A partir del neolítico, entonces, podemos considerar constituido el campo antropológico, esto es, podemos considerar normativizado todo el abanico de las actividades humanas. Ni que decir tiene que estas normas culturales objetivas se fueron constituyendo en un sentido darwinista: prevalecían las que resultaban más efectivas para el mantenimiento de la comunidad y de la tribu. La característica fundamental que presenta la normatividad de estas tribus o pueblos neolíticos es que cada círculo normativo está bastante cerrado, bastante ajustado: unas normas encajan perfectamente con otras, no existen prácticamente contradicciones, ¿por qué?, quizás porque fueran sociedades aisladas de otras con círculos normativos diferentes, quizás porque fueran de pequeña dimensión o porque la división del trabajo estuviera poco acentuada...[Cfr. LEVI-STRAUSS, p.78]. Lo importante en tal caso es que el individuo humano en sus actividades relevantes para la vida social sigue un conjunto estricto de normas, pautas de acción estrictas, cuyo incumplimiento acarrea graves consecuencias, como suele ser la expulsión de la comunidad.
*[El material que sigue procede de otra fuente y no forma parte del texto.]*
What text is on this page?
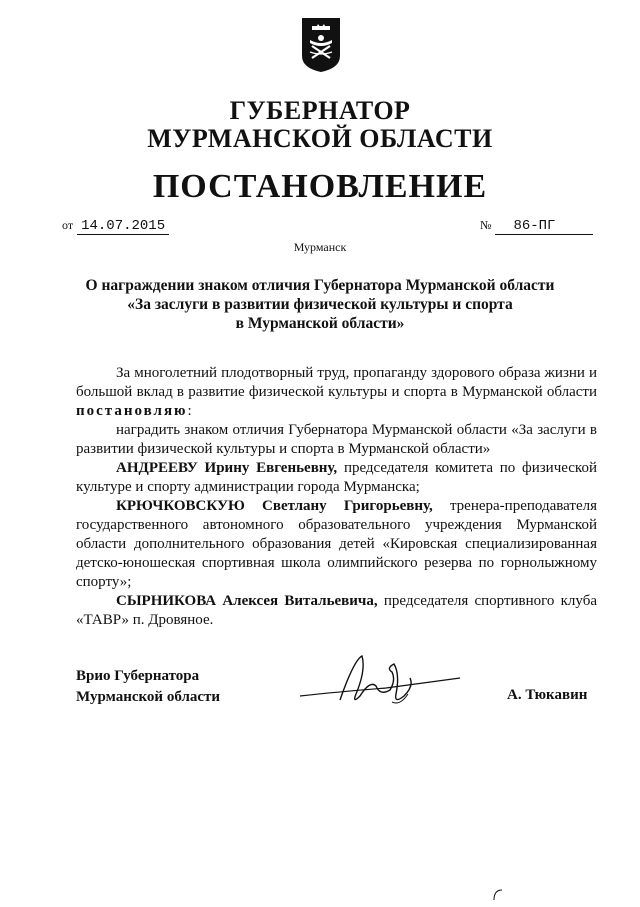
ГУБЕРНАТОР
МУРМАНСКОЙ ОБЛАСТИ
ПОСТАНОВЛЕНИЕ
от 14.07.2015	№ 86-ПГ
Мурманск
О награждении знаком отличия Губернатора Мурманской области
«За заслуги в развитии физической культуры и спорта
в Мурманской области»

За многолетний плодотворный труд, пропаганду здорового образа жизни и большой вклад в развитие физической культуры и спорта в Мурманской области постановляю:

наградить знаком отличия Губернатора Мурманской области «За заслуги в развитии физической культуры и спорта в Мурманской области»

АНДРЕЕВУ Ирину Евгеньевну, председателя комитета по физической культуре и спорту администрации города Мурманска;

КРЮЧКОВСКУЮ Светлану Григорьевну, тренера-преподавателя государственного автономного образовательного учреждения Мурманской области дополнительного образования детей «Кировская специализированная детско-юношеская спортивная школа олимпийского резерва по горнолыжному спорту»;

СЫРНИКОВА Алексея Витальевича, председателя спортивного клуба «ТАВР» п. Дровяное.

Врио Губернатора
Мурманской области	А. Тюкавин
Por ello el comportamiento del individuo en las tribus neolíticas no es subjetivamente contingente, sino socialmente necesario, existe poco margen para las contingencias subjetivas, lo cual incide de una forma muy particular en la conjugación entre deseo y realidad social (realidad social normativizada, por lo tanto, conjugación entre deseo y norma), a saber, que es la norma la que configura el deseo y no viceversa; se desea lo que propone la norma, lo que la norma dice que hay que desear, ya que, además, no existen otros modelos que puedan ser deseados.

Ese conjunto ajustado de normas a través de las cuales se sostiene una sociedad neolítica es lo que constituye su tradición, y en tanto se mantengan constantes las condiciones del medio tales normas serán efectivas y será menester preservarlas, ¿cómo? evidentemente a través de la enseñanza de padres a hijos, pero también a través de un corpus enunciativo, esto es, lingüístico; es más, cabría afirmar que ésta sería la función esencial del lenguaje en éste estadio social, preservar la tradición:

«La "tradición" [...] siempre ha de incorporarse a algún arquetipo verbal, al menos en las culturas dignas de tal nombre. La tradición tiene que recogerse en alguna expresión lingüística, en alguna manifestación práctica que responda a la ambición de describir y al mismo tiempo sancionar el modelo de comportamiento político y privado a que se atiene el grupo —y que le otorga cohesión». [HAVELOCK (1963), p.53]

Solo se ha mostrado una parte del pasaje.